En la historia del acoso institucional en España, son los
acosadores y su cohorte de trepas, pelotas y estómagos agradecidos quienes
suelen propalar los materiales para seguir acosando a las víctimas. Los siervos
del régimen totalitario (los esbirros, ya sean sindicalistas, jueces, fiscales, plumillas
o ministros) se encargan de destruir las pruebas y enmarañar los procesos, indiferentes al
sufrimiento humano de unos semejantes a los que no son capaces de considerar como tales.
Va a resultar que la vieja máxima atribuida al senador neoyorkino
W. L. Marcy (to the victor belong the spoils) se queda sumamente corta y los
acosadores institucionales se siguen repartiendo mucho más que los despojos mientras,
de manera indecente pero consensuada, convierten a las víctimas en cabales despojos
humanos, como se ha hecho casi siempre en contextos dados en llamar cacicato,
clientelismo o cleptocracia. Ahora se denomina abuso de debilidad o experiencia
personalizada de desigualdad, pero es realmente lógica sacrificial para
mantener ocultas las más innombrables aristas del statu quo. Dura soberanía
sobre los súbditos.
¿Quién en la España intitulada
democrática conoce algún acosador, en sus diferentes grados de participación, que
haya terminando por reconocerlo y avergonzarse de su indecente proceder, dimitiendo, suicidándose o tratando de obtener el perdón de las víctimas? La norma es el utendi
et abutendi. Utilización del abuso, de la manipulación y del expolio a la que suelen sumarse
voluntariamente toda una masa importante de liliputienses morales, entre ellos –acaso
en primera línea- los encargados de las garantías y la seguridad de los demás.

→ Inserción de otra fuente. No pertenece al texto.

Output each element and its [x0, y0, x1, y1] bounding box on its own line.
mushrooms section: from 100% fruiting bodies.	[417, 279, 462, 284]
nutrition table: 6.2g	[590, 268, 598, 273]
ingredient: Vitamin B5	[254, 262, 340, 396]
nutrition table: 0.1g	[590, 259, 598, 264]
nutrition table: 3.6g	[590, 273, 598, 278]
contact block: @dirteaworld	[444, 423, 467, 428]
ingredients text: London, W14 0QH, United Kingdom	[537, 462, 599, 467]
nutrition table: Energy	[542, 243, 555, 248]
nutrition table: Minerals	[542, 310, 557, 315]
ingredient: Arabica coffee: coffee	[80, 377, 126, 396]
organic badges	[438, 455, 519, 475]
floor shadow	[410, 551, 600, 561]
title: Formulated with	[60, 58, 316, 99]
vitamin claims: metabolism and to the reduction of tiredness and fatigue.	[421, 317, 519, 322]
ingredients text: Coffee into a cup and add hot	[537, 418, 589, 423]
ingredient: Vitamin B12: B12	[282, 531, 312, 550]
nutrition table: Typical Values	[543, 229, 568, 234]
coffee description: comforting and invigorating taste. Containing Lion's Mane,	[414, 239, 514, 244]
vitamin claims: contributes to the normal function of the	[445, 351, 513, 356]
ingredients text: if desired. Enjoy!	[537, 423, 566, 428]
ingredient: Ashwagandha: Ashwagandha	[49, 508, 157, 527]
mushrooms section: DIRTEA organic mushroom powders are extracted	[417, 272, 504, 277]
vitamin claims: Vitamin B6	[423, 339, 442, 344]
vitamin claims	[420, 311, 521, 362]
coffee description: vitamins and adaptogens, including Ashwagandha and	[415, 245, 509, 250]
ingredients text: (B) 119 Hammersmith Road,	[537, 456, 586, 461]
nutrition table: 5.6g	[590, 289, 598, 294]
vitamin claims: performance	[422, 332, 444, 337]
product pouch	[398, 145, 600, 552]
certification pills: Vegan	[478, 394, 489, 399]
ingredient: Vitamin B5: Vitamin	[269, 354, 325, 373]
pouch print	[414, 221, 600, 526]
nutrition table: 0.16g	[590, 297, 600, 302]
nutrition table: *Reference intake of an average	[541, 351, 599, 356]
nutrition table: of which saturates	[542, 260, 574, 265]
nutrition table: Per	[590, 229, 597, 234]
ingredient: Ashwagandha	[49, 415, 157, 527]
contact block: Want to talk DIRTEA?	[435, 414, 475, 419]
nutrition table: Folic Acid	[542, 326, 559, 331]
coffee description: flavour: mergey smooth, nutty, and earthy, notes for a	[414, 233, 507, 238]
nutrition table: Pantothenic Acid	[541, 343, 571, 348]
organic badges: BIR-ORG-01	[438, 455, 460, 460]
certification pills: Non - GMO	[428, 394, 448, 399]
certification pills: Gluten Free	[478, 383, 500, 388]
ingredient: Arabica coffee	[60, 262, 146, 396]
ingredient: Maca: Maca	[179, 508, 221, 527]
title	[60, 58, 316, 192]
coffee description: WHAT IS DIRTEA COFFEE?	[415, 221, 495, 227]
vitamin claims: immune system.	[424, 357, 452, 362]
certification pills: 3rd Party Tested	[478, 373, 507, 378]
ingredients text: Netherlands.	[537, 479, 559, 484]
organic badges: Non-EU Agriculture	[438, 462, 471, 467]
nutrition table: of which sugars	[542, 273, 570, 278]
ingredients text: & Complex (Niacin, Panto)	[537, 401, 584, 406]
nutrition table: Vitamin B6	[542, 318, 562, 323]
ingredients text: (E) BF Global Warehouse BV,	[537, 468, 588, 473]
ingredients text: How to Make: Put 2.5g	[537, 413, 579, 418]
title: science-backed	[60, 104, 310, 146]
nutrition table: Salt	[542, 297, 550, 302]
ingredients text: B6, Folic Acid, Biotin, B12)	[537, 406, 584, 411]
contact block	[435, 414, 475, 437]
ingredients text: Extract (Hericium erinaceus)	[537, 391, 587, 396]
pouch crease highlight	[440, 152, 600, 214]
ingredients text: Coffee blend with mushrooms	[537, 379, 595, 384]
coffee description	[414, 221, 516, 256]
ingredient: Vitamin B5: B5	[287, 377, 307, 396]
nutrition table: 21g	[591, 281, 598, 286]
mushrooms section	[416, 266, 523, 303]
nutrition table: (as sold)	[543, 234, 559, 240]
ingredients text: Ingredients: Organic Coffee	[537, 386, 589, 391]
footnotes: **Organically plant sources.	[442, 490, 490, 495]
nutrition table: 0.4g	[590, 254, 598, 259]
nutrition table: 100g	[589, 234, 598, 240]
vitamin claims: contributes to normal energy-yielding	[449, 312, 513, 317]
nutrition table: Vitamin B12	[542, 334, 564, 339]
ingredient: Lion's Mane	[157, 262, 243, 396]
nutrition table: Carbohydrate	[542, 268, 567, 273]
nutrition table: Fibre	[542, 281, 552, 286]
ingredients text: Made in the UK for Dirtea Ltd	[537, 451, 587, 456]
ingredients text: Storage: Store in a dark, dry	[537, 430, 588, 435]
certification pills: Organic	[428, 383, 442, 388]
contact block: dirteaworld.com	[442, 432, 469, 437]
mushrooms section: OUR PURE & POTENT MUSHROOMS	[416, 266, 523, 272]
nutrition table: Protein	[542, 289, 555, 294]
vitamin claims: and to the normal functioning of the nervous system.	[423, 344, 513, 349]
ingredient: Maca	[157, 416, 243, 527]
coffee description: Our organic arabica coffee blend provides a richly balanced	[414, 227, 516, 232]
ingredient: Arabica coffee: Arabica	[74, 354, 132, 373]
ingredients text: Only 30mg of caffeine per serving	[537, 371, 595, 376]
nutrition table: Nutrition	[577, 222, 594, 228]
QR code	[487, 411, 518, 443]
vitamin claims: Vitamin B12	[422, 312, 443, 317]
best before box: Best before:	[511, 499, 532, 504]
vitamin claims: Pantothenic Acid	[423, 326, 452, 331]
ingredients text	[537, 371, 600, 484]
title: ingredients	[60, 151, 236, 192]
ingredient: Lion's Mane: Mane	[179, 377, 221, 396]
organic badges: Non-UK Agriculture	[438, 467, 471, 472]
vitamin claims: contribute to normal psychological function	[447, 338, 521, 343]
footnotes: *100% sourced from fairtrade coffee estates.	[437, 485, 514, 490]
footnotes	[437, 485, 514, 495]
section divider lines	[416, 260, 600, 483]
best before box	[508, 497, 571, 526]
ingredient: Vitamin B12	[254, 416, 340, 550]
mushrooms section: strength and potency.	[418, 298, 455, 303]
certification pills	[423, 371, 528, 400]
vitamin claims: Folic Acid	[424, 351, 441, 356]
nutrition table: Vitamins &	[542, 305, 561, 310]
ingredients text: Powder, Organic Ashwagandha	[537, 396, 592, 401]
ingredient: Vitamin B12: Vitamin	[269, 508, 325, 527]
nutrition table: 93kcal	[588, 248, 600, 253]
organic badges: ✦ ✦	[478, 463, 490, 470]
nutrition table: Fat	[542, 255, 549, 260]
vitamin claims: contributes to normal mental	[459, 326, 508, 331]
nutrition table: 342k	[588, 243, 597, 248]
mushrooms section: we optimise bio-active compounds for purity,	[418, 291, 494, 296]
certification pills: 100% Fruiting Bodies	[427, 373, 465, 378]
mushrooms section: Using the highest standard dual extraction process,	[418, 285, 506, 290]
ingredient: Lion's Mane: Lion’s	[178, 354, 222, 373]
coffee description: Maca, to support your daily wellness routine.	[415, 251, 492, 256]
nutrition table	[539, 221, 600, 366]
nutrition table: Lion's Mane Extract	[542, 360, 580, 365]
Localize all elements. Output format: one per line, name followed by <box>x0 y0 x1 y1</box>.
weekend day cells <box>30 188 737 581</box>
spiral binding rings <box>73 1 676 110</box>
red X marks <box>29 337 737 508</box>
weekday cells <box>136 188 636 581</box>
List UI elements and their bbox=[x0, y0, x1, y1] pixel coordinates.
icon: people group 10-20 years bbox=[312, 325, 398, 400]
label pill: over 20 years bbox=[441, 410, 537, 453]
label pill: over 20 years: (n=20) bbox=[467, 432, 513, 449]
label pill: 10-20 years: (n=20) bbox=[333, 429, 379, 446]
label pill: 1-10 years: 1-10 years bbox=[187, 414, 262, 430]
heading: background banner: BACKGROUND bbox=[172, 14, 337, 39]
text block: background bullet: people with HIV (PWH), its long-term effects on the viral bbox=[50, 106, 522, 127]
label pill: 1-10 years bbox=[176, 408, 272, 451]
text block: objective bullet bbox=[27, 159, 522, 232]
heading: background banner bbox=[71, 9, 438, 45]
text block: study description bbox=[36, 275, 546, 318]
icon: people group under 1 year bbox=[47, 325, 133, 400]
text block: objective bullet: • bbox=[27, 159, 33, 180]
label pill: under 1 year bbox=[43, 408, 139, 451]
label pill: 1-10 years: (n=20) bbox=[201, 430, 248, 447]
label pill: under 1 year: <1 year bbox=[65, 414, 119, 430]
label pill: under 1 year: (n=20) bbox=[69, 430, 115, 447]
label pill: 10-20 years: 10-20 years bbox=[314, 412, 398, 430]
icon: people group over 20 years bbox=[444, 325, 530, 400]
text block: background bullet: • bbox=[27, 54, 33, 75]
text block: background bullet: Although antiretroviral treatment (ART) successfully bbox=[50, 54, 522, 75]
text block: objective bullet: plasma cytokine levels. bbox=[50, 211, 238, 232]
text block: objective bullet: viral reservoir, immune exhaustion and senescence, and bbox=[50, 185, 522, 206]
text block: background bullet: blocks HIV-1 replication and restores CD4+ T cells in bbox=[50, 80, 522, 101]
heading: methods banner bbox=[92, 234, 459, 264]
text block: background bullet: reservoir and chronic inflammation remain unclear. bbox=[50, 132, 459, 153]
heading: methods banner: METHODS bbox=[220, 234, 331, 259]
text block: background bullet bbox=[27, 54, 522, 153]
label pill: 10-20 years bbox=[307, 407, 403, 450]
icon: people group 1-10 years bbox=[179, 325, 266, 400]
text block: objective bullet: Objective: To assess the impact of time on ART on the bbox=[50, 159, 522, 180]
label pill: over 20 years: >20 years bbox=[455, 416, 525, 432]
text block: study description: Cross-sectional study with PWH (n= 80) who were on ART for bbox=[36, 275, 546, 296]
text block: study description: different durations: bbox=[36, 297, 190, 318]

Asistimos a un ejercicio de teatralidad mientras unos y otros se siguen repartiendo
mucho más que despojos. La larga lista de
muertes civiles, desaparecidos y desesperados les ha traído siempre sin
cuidado. A lo sumo son un dato estadístico susceptible de diferentes
encuadramientos.
Cuando, como parece pasar ahora, las víctimas sólo intentan patentizar a
los acosadores, de inmediato nos dicen ¡No! y acto seguido nos hablan de escrache.
Pocos acosadores institucionales terminan suicidándose abrumados por el peso de su culpa.
Pocos acosadores institucionales terminan suicidándose abrumados por el peso de su culpa.